Timber, cattle oppose tax plan
Published 8:21 am Monday, August 11, 2003
By By Connie Nowlin Managing editor
Landowners, such as farmers, timber operators and cattlemen, are among those vehemently opposed to the proposed amendment to the state constitution.
At the crux of their opposition is the limit on current use taxation for large blocks of land.
Under the present system, land used for row crops, pasture or production of timber is taxed according to its current use.
Under the proposed amendment, the first 2,000 acres would still be taxed by current use values. But acre 2,001 and up would be taxed on its fair market value.
According to Dr. Billy Powell, vice president of the Alabama Cattlemen's Association, that puts an undue burden on cattlemen, timber interests and farmers.
"True, 200 acres are exempt (under the amendment) from property taxes, provided the farmer lives on part of it," Powell said. "But at the 11th hour it changed and it was added that 2,000 acres could be taxed at current use level. But at 2,001 acres, the one acre would be taxed at market value, assessed at 100 percent. You can't pay $35 an acre and farm."

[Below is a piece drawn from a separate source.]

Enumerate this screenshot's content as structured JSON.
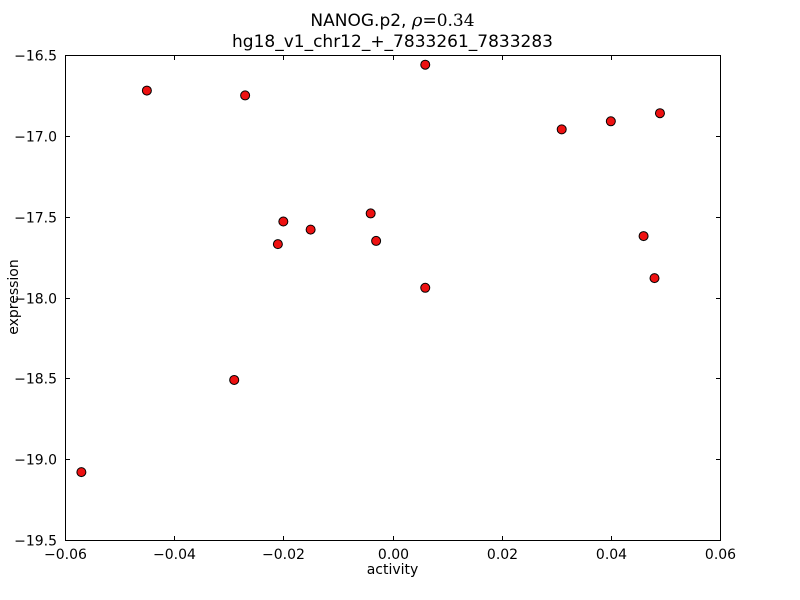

Powell said Alabama has enjoyed a lot of green space because current use taxation allows families to retain large blocks of land. He said many producers feel that the change would represent a significant change in property rights, forcing families to sell land that had been farmed or cut for timber because they could no longer afford the taxes.
But in an appearance in Flomaton Thursday, Gov. Bob Riley said that only 1.4 percent of landowners would be impacted by the 2,000 acre current use taxation change, that the other producers in the state would see no change and their taxes may go down, siting the 200-acre exemption.
Riley said he was tired of people saying he was killing farms.
He said the large timber interests have had preferred treatment for 100 years and that if the changes are enacted, timber companies would still pay the lowest taxes in the nation.
But local timberman Wilson Johnson doesn't see it that way.
"A big landowner provides a lot of jobs," he said. The increase would be a hardship on companies that have large blocks of timber.
"That would be a heavy burden on a company with 100,000 acres. They stimulate the economy through jobs and employment, and they can't compete in the markets now," he said.
Johnson said he believes in current use taxation and that the state could generate the money it needs some other way.
Powell agreed, saying he knows there is a real crisis.
"But our folks would like to be included early on in the forming of a solution. We would appreciate the opportunity to express our concerns and make a compromise before it is thrown into the political hopper."